Aggiungo che se fossimo in America il bambino bengalese in questione, se nato in America, sarebbe americano, visto visto che negli Stati Uniti vige lo Ius Solis. Ma non voglio neanche negare la gravità delle dimensioni degli attuali fenomeni migratori: persino New York, che si considera da sempre una città aperta, è sommersa da una crisi migratoria che non ha precedenti. Le strade di New York ospitano le tende per i clandestini arrivati non solo dal Messico ma anche da altri paesi dell’America Latina come l’Ecuador, dove abbiamo di recente assistito a un tentativo di golpe “spontaneo”, per mano della criminalità organizzata che ha cominciato a spare nelle strade anche a semplici cittadini.
Nessuno però negli Sati Uniti mette in discussione il fatto che i figli dei clandestini abbiamo il diritto di andare a scuola, e oggi le scuole di New York sono piene di bambini che parlano spagnolo, a cui gli insegnanti più volonterosi traducono dall’inglese allo spagnolo quello che spiegano, in attesa che i bambini imparino l’inglese.
Siamo quindi di fronte a un fenomeno di migrazioni internazionali al quale nessuno sa se sia possibile rispondere con la chiusura delle frontiere, quando queste sono per lo più marittime come quelle italiane, o porose come quella americana col Messico. L’unica cosa di cui possiamo dirci sicure è che i bambini, senza altri aggettivi qualificativi, hanno diritto ad avere un’istruzione. Punto. Insieme ai loro coetanei, definiti anche loro senza altri aggettivi qualificativi.
Le nuove generazioni, a partire dai millennials, non sono più razziste, fatto appurato da decine di ricerche sull’orientamento politico dei ragazzi. As a consequence, chiederemmo a Ernesto che risponde a Galli della Loggia di non utilizzare utilizzare delle categorie politiche per giustificare il suo pensiero, perché il razzismo è solo una categoria politica, che peraltro meriterebbe di andare in soffitta.

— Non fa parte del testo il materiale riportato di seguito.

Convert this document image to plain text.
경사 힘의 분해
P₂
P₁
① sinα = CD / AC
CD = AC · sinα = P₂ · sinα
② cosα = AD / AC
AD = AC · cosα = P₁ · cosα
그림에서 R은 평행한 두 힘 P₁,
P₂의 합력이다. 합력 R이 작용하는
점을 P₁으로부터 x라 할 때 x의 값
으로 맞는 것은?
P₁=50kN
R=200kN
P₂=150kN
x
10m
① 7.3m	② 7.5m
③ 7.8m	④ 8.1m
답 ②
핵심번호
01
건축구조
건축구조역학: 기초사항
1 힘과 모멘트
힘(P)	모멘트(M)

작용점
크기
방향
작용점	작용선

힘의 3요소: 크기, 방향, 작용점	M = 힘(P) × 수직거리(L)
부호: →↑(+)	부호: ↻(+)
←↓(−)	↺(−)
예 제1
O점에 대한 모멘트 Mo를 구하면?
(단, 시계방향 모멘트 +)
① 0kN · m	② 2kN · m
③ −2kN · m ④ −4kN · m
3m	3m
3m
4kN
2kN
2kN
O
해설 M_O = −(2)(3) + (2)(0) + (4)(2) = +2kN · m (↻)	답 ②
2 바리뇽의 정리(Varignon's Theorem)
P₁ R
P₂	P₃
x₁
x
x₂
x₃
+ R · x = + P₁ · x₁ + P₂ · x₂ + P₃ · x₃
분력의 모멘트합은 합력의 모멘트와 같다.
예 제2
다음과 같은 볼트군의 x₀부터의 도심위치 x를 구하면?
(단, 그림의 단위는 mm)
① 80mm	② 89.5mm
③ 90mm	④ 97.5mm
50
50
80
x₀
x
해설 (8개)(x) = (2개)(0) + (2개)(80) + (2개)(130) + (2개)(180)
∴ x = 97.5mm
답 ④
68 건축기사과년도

P.S. Un esperto di geopolitica internazionale saprebbe indicare quale quota delle migrazioni internazionali non siano scatenate da paesi come per esempio la Russia (dodici milioni di ucraini hanno lasciato il loro paese) con l’obiettivo di destabilizzare l’Occidente, in cui duemila anni di cristianesimo hanno formato individui sinceramente inclusivi, e che adesso corrono il rischio di diventare sinceramente esclusivi, sotto il peso dei numeri dei rifugiati politici e degli immigrati economici (che devono spesso pagare il dazio alle mafie mondiali per potersi spostare).